If anybody is after one this might be the time.


----------



## Sean (Jun 20, 2014)

It's often that price at Lakeland, HOF and John Lewis. I got mine at HOF at that price with 10% student discount which made it £972! Everyone said it should be a sub-£1k machine!


----------



## The Systemic Kid (Nov 23, 2012)

Nice one Sean - that's a cracking price.


----------



## Sean (Jun 20, 2014)

The Systemic Kid said:


> Nice one Sean - that's a cracking price.

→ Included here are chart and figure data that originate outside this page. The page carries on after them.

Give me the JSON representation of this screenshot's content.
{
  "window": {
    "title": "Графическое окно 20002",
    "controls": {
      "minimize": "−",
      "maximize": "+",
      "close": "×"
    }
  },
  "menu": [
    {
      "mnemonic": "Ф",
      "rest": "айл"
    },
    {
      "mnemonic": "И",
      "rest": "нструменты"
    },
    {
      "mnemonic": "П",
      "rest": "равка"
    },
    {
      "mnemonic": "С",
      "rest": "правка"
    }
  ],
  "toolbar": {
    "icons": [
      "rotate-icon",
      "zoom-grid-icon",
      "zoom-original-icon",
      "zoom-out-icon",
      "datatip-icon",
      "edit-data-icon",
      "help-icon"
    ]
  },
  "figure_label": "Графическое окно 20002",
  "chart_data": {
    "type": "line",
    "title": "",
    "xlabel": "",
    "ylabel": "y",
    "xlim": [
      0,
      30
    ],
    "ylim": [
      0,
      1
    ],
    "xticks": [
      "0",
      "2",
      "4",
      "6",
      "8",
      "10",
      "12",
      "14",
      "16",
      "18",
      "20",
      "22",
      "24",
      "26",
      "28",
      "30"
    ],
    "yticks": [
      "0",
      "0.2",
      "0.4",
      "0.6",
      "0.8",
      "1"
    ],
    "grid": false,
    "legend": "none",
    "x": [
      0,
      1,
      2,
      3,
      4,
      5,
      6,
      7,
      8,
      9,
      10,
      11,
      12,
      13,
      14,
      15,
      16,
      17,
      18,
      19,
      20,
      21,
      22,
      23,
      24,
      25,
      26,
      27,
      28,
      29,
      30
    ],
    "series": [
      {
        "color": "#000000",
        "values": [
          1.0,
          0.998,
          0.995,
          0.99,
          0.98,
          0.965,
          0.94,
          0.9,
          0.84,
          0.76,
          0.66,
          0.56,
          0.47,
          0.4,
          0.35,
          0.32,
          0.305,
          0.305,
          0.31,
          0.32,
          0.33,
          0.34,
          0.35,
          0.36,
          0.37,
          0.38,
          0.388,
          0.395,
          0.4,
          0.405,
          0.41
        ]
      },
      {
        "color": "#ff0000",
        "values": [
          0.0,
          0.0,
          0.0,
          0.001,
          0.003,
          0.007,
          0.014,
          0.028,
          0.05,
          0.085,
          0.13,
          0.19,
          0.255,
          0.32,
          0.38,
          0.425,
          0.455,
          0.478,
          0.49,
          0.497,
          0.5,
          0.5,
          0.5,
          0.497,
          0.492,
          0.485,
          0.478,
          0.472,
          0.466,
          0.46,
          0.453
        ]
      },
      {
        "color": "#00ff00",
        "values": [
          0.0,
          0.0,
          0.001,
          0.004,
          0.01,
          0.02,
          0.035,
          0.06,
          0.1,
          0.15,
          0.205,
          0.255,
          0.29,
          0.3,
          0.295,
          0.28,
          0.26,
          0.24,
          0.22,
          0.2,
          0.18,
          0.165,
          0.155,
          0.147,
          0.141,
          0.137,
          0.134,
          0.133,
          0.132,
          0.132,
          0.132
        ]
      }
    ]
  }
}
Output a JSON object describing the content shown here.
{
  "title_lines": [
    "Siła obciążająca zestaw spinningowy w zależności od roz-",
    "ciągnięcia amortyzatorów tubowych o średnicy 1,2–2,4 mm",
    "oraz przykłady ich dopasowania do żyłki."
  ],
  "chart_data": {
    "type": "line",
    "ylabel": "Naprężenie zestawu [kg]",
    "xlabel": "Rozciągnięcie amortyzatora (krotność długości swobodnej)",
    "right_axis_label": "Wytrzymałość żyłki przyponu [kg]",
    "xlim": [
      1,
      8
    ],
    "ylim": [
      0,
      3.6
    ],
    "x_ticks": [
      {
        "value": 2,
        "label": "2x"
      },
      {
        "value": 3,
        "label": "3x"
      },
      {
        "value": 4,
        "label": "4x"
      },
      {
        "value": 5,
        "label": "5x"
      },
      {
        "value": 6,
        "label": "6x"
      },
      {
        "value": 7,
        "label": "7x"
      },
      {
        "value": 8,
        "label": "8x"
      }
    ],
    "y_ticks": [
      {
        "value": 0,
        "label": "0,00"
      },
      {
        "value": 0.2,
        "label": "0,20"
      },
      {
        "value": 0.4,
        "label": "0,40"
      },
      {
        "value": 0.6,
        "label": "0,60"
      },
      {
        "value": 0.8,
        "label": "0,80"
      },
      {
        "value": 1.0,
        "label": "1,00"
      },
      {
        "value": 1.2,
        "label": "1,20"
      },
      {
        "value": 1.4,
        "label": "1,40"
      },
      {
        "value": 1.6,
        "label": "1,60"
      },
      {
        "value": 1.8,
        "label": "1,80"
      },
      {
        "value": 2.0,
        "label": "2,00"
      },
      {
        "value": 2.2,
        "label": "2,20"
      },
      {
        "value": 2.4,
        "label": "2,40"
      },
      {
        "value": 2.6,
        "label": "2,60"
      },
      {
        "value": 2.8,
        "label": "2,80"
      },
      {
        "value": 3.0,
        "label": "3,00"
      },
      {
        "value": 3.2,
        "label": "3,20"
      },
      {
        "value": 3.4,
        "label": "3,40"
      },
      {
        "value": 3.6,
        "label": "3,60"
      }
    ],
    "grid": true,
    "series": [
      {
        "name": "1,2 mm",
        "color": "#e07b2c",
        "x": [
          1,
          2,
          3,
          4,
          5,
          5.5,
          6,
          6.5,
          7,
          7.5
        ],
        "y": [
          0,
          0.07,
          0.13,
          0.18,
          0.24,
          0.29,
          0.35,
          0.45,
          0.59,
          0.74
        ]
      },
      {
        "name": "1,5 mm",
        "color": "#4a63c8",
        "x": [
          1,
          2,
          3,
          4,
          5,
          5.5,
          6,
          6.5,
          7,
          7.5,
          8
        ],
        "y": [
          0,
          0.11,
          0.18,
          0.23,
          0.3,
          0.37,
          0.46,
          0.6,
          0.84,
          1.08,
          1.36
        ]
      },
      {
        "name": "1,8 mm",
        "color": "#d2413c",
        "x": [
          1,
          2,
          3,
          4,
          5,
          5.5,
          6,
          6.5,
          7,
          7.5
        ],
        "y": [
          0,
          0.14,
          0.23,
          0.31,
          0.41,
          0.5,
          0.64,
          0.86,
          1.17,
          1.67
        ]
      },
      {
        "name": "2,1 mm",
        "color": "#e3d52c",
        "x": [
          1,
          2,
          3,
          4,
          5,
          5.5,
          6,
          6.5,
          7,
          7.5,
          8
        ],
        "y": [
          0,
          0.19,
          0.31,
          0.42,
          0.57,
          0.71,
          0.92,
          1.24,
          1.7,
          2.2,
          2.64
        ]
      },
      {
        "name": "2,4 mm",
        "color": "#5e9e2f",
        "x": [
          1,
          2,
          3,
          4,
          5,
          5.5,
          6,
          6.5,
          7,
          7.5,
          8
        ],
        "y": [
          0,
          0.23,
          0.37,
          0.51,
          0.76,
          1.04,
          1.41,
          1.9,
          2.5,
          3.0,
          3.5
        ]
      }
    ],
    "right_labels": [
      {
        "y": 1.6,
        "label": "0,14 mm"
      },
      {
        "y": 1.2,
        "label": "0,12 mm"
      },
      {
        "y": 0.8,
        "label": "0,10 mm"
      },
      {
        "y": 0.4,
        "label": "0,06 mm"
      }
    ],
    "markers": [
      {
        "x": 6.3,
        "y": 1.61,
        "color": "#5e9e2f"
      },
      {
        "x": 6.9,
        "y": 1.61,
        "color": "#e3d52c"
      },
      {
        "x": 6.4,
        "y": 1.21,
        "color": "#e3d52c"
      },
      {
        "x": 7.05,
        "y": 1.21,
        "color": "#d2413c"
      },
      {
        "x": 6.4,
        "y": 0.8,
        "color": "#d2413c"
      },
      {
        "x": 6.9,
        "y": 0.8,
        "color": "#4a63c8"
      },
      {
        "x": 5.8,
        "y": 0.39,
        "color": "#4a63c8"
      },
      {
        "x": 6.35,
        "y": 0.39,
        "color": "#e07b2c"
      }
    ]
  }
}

I nearly blagged some Quidco cash back which would have made it around £920. Thoroughly happy with what I paid for it though.


----------



## Glenn (Jun 14, 2008)

BD?


----------



## Mrboots2u (May 10, 2013)

db


----------



## 7493 (May 29, 2014)

Oops! fixed.


----------



## Sean (Jun 20, 2014)

Who will be first to review the new Sage By Heston Blumenthal The Duo Temp Pro Espresso? Catchy little name. SBHBTDTPE?


----------



## 7877 (Aug 14, 2014)

Looks like it's aimed at e classic/silvia market. Not so sure it will fair so well if it is not open to modding like the completion is though.


----------



## 4085 (Nov 23, 2012)

Sean said:


> Who will be first to review the new Sage By Heston Blumenthal The Duo Temp Pro Espresso? Catchy little name. SBHBTDTPE?


I might know a man who is doing this........


----------



## Sean (Jun 20, 2014)

Are his initials DFK?


----------